Not only the presence of abundant water stations, MILO’s Race Organizer made good in making it standard to have “Gatorade Stations” along the route which were located in between the Water Stations. I also appreciate the presence of a Fruit Stand/Station at the corner of Lawton Avenue and Bayani Road.
Gone are those Maynilad Water Lorry Trucks that we always see parked beside the Water Stations! Instead, I was able to see lots of Nestle Bottled Water containers and I assumed that we were drinking bottled water during the race as briefed by the Executives of MILO during the Carbo-Loading Party. This was a nice improvement!
So far, the most commendable innovation in this edition of MILO Marathon Finals is the RFID Timing Chip! I was happy to see the “sad faces” of identified consistent cheaters of this marathon race as I met them near the turn-around points along the route. However, I got an information that one of the top 15 finishers in the 42K race was “caught” cheating (by making the race as a relay run of two runners).
I finished the race in 4:03:54 hours (based from my GF 305), a few minutes from my target finish time of sub-4 hours! I did not encounter any muscle cramps during the run and I was fully satisfied with my performance. My average pace was 5:44 minutes per kilometer with an average HR of 152 bpm. However, I don’t complain this time that my GF 305 registered a distance of 42.46 kilometers.
Congratulations to Mr Rudy Biscocho, to the NESTLE, Philippines and to the Volunteers for a “world-class” marathon race in the country. MILO Marathon Race proved it once again that it is the most prestigious and well-represented marathon race in the country today.

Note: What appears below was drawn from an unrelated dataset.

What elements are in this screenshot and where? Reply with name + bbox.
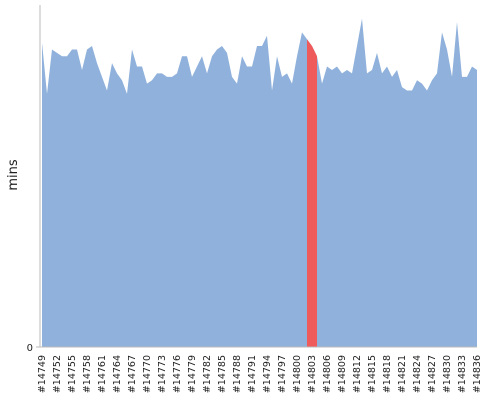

I just hope that NESTLE/MILO would bring back those times when the Champion/s of the Marathon Finals were sent to Marathon Races in key cities in the United States/Europe. Who knows another Manny Pacquiao or Efren “Bata” Reyes would emerge as Marathon Champion in one of these International Marathon Races. This is a dream but it could be done!
See you at the Starting Line in the next Marathon Race for this month of October!